High Time For Legalization

For years, marijuana prosecution has troubled a large part of the US population, ranging from smokers to law enforcement, and for good reason. Supporters of legalization provide a long list of arguments that prove the war against pot to be highly unreasonable.

My first argument, and perhaps the most compelling, is that criminalization is impractical and harmful. The criminalization of marijuana use can hold heavy consequences for small-time offenders and fuels an ever-growing, expensive, and frankly, dysfunctional prison system. Many marijuana users are otherwise law-abiding citizens, yet are drastically punished. Moreover, many become hardened criminals through the legal system.

The illegality of marijuana has created an underground market, comparable to that of alcohol during Prohibition. An illegal market has several disadvantages; not only does it prevent taxation that would otherwise be highly profitable to the state, but it is highly wasteful of law enforcement’s time and taxpayer funding. Furthermore, illegal marijuana sales fund other criminal activities. For example, it was well known that the dangerous and powerful Mexican drug cartel heavily profits from marijuana distribution. Yet, just as bootleggers and gangs where hit hard with the legalization of alcohol, so shall those be who sell and illegally distribute marijuana. The war against drugs continues to be a costly and wasteful effort. Legalizing marijuana is simply logical as only further harm can come from the status quo.

Next, an argument that smokers of the drug often cite is the skewed nature of criminalizing marijuana when it is clearly less damaging to the body and mind than alternative legal drugs, such as cigarettes and alcohol. Although marijuana has its own adverse effects, they are far less harmful than that of alcohol and cigarettes. Moreover, marijuana use is not deadly, whereas cigarettes and alcohol can both hold fatal consequences.

When posed with the question of marijuana legalization, many would agree that it is a question of “when” rather than “if.” Already many states have enacted laws that are headed in the right direction.

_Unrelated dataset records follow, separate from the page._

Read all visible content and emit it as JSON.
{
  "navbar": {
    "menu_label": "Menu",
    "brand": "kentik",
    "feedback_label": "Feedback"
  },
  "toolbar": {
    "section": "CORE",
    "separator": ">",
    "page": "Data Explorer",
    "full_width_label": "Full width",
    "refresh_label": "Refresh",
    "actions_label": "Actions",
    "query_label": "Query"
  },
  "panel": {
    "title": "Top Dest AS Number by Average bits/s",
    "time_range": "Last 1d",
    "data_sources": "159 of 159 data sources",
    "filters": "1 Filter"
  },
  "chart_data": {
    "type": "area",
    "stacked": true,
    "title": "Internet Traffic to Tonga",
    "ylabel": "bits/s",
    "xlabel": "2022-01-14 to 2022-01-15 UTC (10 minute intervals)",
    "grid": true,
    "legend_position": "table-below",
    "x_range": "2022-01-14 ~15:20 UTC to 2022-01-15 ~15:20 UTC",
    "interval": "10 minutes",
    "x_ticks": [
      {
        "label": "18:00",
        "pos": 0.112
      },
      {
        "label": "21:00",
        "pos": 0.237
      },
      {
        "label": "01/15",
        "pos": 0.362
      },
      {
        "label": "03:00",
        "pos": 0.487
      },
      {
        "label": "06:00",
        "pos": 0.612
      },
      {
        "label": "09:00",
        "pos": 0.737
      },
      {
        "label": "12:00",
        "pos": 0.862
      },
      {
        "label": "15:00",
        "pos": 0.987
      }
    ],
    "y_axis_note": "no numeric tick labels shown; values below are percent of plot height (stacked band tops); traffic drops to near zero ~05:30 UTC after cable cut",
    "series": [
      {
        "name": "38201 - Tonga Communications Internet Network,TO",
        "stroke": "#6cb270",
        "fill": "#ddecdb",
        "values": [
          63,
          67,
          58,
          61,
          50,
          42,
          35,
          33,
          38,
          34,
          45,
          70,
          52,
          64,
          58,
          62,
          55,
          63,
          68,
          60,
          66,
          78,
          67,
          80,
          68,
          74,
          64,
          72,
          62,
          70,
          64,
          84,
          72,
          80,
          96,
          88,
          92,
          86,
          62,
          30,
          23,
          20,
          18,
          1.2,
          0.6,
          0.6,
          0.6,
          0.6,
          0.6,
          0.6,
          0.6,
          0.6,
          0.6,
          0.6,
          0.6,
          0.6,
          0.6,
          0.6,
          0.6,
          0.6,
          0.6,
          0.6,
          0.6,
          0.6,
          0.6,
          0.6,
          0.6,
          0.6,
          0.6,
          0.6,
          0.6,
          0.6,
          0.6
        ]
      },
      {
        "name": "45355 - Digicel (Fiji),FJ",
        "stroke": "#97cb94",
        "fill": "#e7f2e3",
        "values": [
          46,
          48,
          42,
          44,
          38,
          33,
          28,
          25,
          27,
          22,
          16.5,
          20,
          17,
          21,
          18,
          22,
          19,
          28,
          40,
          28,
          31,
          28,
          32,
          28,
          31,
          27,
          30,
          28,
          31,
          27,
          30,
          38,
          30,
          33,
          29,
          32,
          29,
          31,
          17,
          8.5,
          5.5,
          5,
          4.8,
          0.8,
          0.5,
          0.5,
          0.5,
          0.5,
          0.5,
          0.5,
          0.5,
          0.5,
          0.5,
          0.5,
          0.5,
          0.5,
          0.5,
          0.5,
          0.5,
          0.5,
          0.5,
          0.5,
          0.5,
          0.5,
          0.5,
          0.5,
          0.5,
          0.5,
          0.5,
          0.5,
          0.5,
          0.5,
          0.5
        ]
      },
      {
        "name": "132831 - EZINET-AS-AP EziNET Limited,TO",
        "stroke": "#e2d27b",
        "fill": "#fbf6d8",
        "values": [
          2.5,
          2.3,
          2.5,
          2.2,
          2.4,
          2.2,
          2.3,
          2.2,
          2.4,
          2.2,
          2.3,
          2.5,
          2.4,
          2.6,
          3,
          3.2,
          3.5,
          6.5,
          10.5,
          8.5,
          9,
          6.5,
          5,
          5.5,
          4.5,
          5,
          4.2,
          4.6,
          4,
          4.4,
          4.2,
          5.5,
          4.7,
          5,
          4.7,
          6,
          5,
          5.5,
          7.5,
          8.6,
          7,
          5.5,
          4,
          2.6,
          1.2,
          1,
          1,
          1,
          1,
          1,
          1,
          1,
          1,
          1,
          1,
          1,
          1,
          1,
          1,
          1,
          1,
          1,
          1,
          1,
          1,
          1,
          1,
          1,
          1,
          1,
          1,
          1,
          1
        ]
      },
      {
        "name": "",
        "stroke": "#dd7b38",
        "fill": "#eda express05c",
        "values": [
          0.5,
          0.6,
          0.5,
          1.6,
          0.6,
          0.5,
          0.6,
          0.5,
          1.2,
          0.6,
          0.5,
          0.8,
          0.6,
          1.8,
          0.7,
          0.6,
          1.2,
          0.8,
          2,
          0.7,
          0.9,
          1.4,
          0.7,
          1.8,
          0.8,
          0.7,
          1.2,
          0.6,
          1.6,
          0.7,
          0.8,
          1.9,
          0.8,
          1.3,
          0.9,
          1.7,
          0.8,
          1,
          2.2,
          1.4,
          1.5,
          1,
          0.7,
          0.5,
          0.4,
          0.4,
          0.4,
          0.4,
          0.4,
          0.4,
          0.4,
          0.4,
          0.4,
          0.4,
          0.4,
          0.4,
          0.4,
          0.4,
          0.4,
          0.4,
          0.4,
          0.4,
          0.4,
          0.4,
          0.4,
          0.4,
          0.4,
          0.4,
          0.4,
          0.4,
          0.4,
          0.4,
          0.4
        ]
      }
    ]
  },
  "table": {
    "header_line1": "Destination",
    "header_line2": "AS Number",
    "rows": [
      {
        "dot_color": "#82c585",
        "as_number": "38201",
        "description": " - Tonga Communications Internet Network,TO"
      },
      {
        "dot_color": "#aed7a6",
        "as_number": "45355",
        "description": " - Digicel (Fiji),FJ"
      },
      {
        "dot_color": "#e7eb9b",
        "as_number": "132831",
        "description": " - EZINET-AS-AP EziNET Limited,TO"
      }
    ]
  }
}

To this date, 19 states have legalized the medical use of marijuana and a few weeks ago, for the first time, voters of  Washington and Colorado took to the polls to legalize the use of marijuana recreationally.

Now, although such progress toward legalization should not be understated, it is important to note that such measures have not and do not necessarily hold water. Regardless of state action, federally, marijuana is as illegal as it has ever been. In the case of Washington and Colorado, the prosecution of marijuana users and state distributers lies with the Obama administration. Although some are hopeful for the future, the administration has permitted the Drug Enforcement Agency to bust numerous medical marijuana clinics in the past and is legally within its full right to do so again. Yet, progress has been made and the case for legalization continues to grow. I, like others, am hopeful for the future, that perhaps one day in the foreseeable future, marijuana will be federally legal for all.